Why is this a pivotal moment?  Not only has ISIS been removed as a military force, but the evidence indicates that its defeat in Iraq and Syria was in part also ideological.

At, former Acting Director of National Intelligence Michael Dempsey examines the revised informational tactics ISIS is now using.  He notes that in defeat ISIS’s messaging has shifted away from emphasizing the supposed “historical significance of the physical caliphate and … religious obligation of Muslims to support it.”

ISIS’s messaging now focuses almost exclusively on terrorist violence.  According to Dempsey, ISIS’s propaganda machine is “crippled … and the group is now less focused on recruiting followers for a new life in Iraq and Syria than it is on lashing out at perceived enemies.”  If this is true, it provides reason for continuing concern. As Osama Bin Laden’s “defensive jihad” amply demonstrated, terrorist attacks alone can serve as a compelling ideology to extremists. 
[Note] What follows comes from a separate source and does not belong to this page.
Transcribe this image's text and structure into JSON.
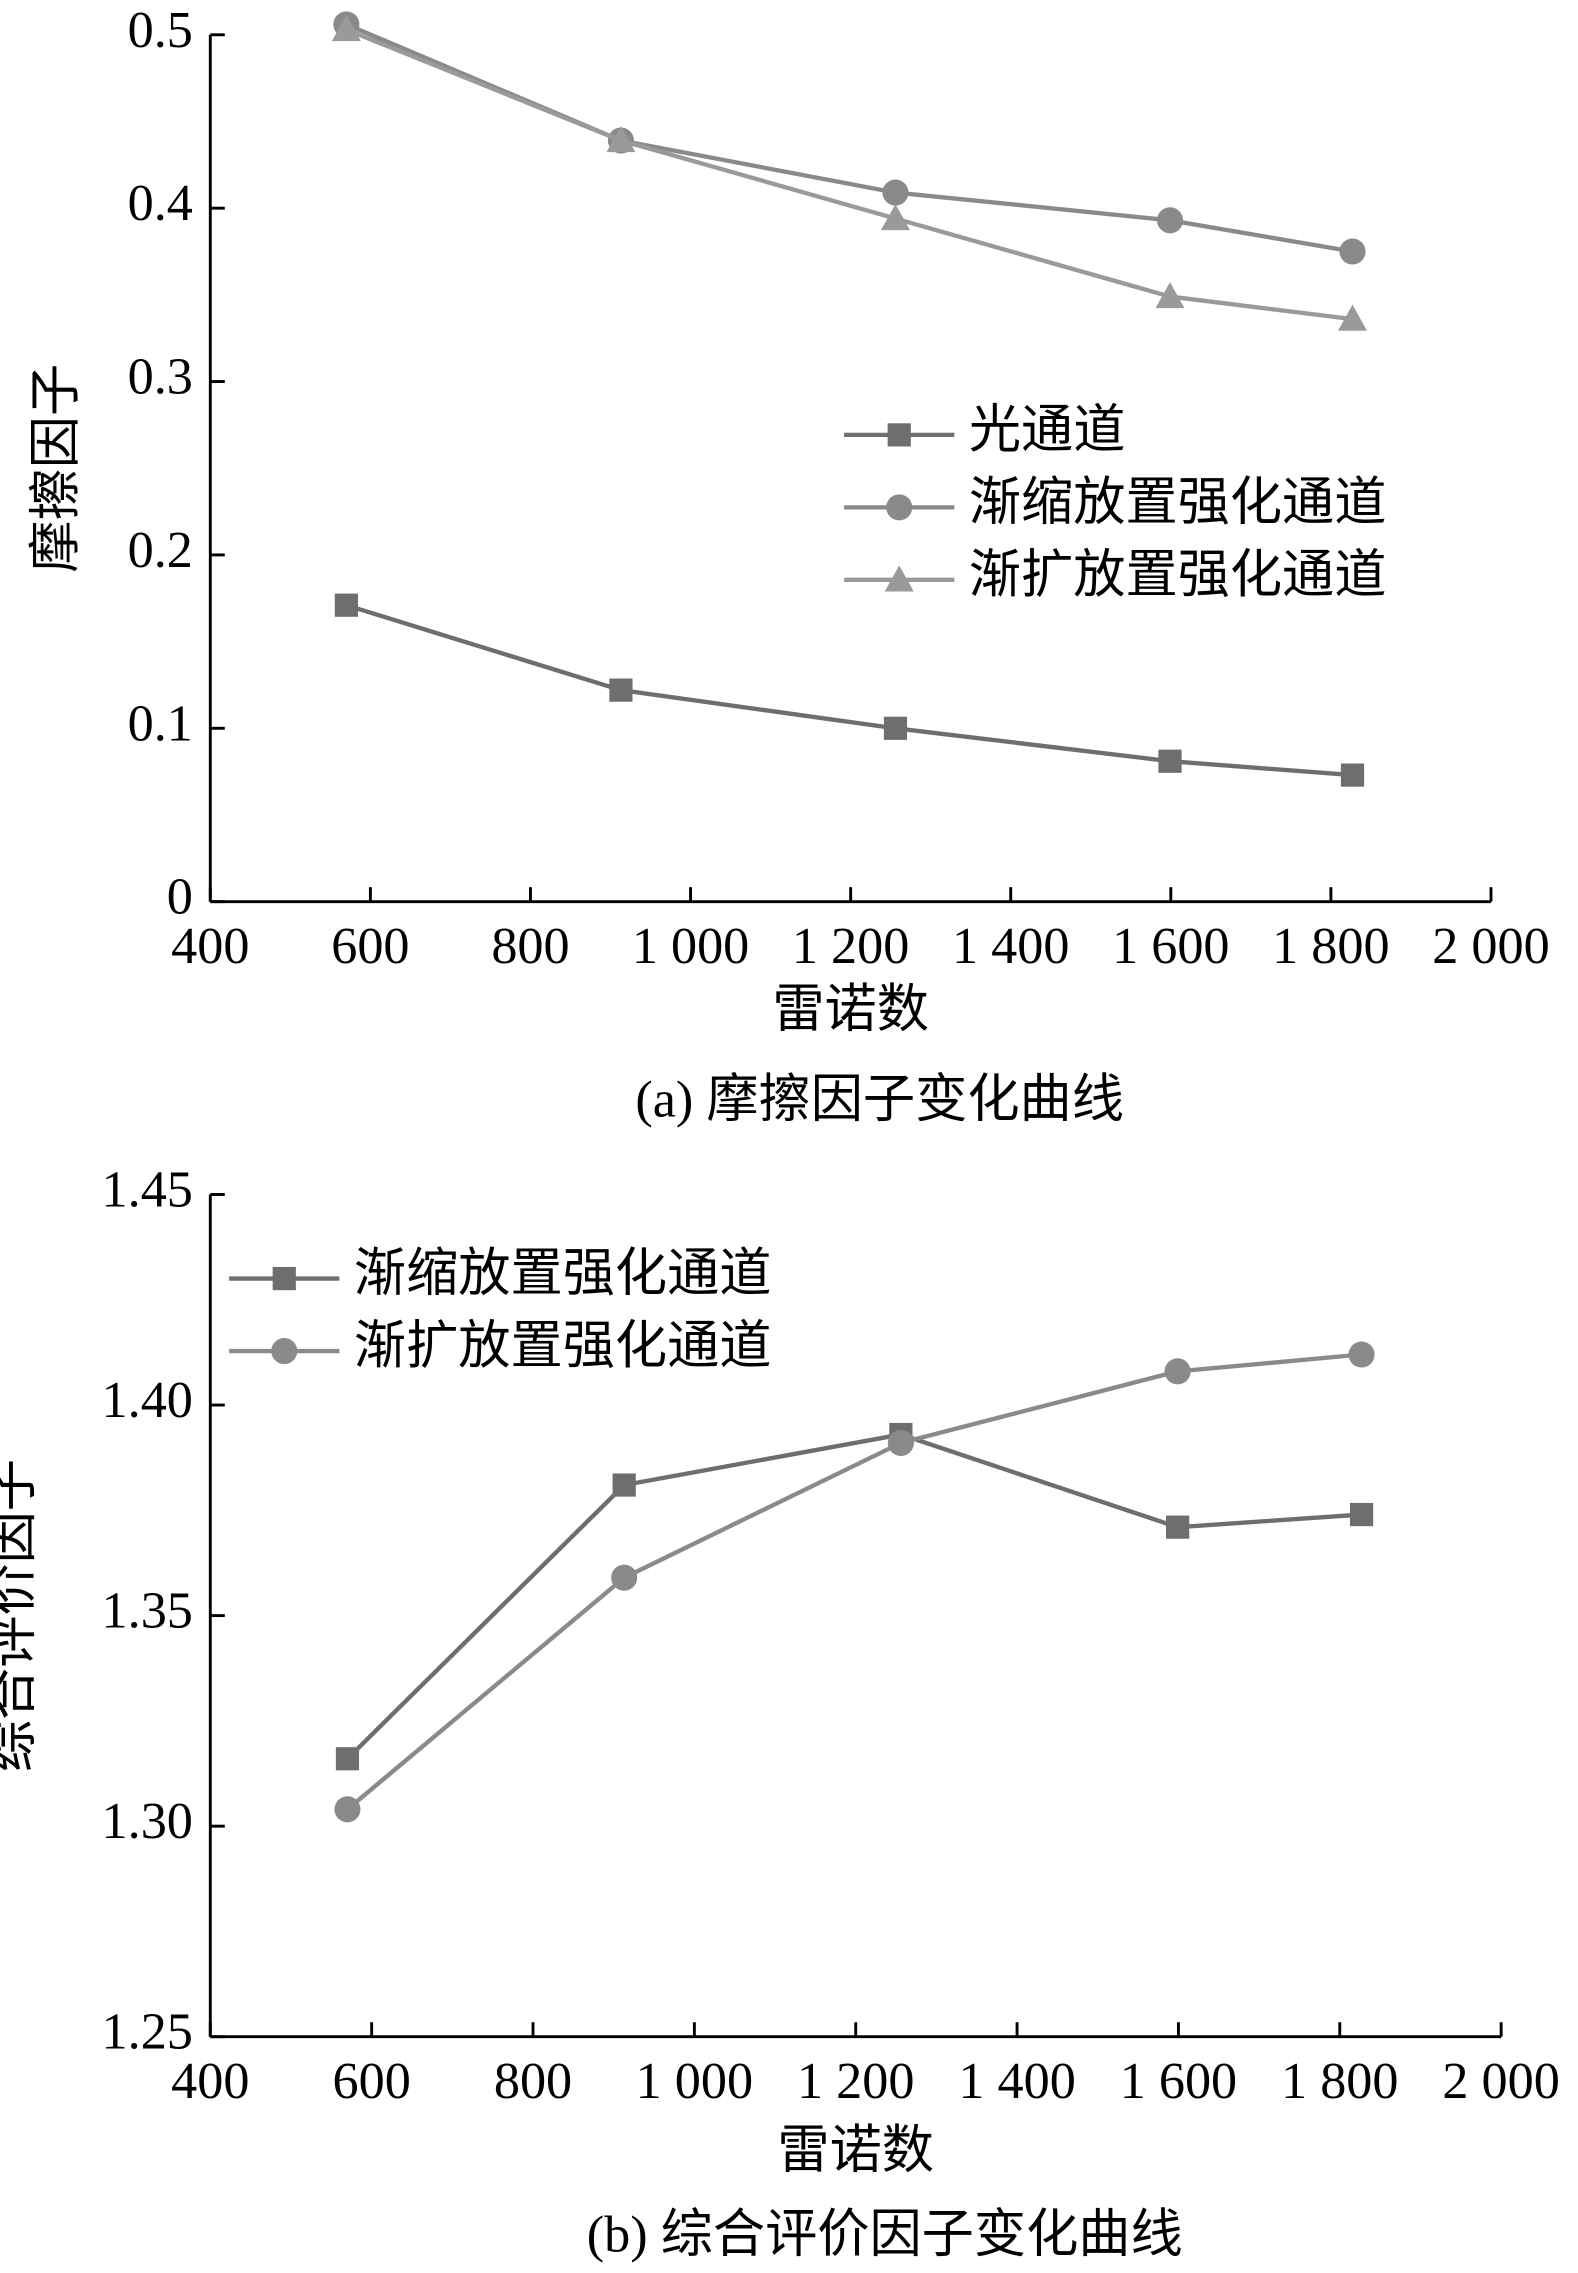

But the devolution of ISIS’s messaging also provides an opportunity in Iraq, where, at least for the time being, the hoped-for caliphate, an “Islamist” state, has been shattered.

This is an ideal moment to carry out in Iraq the bipartisan International Religious Freedom Act’s mandate that U.S. foreign policy emphasize religious freedom.  This RFI Cornerstone series on “Religious Freedom and Counterterrorism” explains how the United States can do this, and why it must in order to protect American national security.  
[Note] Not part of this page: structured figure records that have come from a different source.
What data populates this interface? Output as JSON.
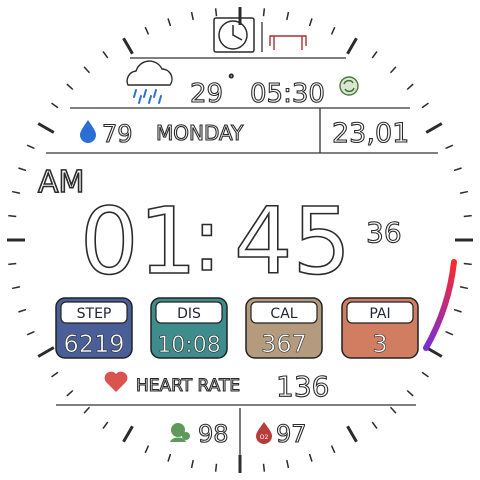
{
  "weather": {
    "temperature": "29",
    "degree_symbol": "°",
    "icon": "rain-cloud-icon"
  },
  "sunrise_time": "05:30",
  "humidity": "79",
  "day_of_week": "MONDAY",
  "date": "23,01",
  "time": {
    "ampm": "AM",
    "hours": "01",
    "separator": ":",
    "minutes": "45",
    "seconds": "36"
  },
  "stats": [
    {
      "label": "STEP",
      "value": "6219",
      "color": "#4a5f98"
    },
    {
      "label": "DIS",
      "value": "10:08",
      "color": "#3f8c8c"
    },
    {
      "label": "CAL",
      "value": "367",
      "color": "#b59b7e"
    },
    {
      "label": "PAI",
      "value": "3",
      "color": "#d17d62"
    }
  ],
  "heart_rate": {
    "label": "HEART RATE",
    "value": "136",
    "color": "#d9534f"
  },
  "stress_value": "98",
  "spo2": {
    "icon_text": "O2",
    "value": "97"
  },
  "arc_gradient": [
    "#ff2a2a",
    "#7b2cd6"
  ]
}
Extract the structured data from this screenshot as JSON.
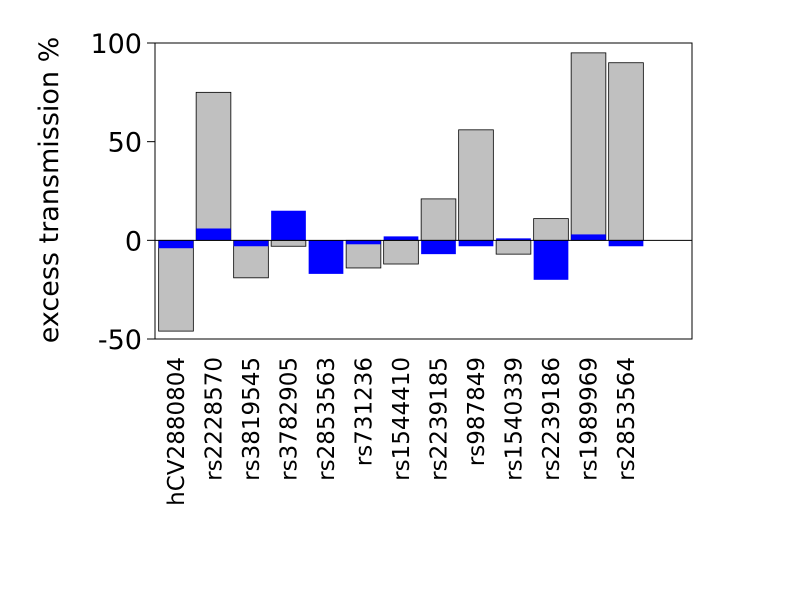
{
  "chart_data": {
    "type": "bar",
    "title": "",
    "xlabel": "",
    "ylabel": "excess transmission %",
    "ylim": [
      -50,
      100
    ],
    "yticks": [
      100,
      50,
      0,
      -50
    ],
    "grid": false,
    "legend": "none",
    "categories": [
      "hCV2880804",
      "rs2228570",
      "rs3819545",
      "rs3782905",
      "rs2853563",
      "rs731236",
      "rs1544410",
      "rs2239185",
      "rs987849",
      "rs1540339",
      "rs2239186",
      "rs1989969",
      "rs2853564"
    ],
    "series": [
      {
        "values": [
          -46,
          75,
          -19,
          -3,
          0,
          -14,
          -12,
          21,
          56,
          -7,
          11,
          95,
          90
        ],
        "color": "#c0c0c0"
      },
      {
        "values": [
          -4,
          6,
          -3,
          15,
          -17,
          -2,
          2,
          -7,
          -3,
          1,
          -20,
          3,
          -3
        ],
        "color": "#0000ff"
      }
    ]
  }
}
In our series, Sahar Aziz argues that authoritarian regimes foment extremism and terrorism by suppressing religious freedom and other fundamental human rights.  Aziz writes that “repressive political environments in Muslim majority countries leave room only for the extremes in religious discourse—terrorist groups and government surrogates.”  By contrast, true religious freedom would provide opportunities for moderate voices to undermine the extremist message and gain hundreds of thousands of followers. 

RFI senior scholar Nilay Saiya summarizes his own research showing why, when a regime’s counterterrorism policies discriminate against entire religious groups, it actually undermines the regime’s ability to combat terrorism.  In short, oppressive and discriminatory policies lead to violent extremism. 

Kamran Bokhari suggests freedom of speech is a necessary precondition for religious freedom, while Peter Henne assesses both benefits and challenges that religious freedom can present to some nations’ counterterrorism efforts.

In short, as ISIS retreats as a military force, the United States and its allies have an opportunity to help Iraq secure the conditions for stability peace and freedom. We cannot afford to stand by as Iraq descends again into a chaotic and unstable regime that could require U.S. military engagement in Iraq yet again. Military force, though critical, will never be enough. Now is the time to make the return of ISIS even more unlikely.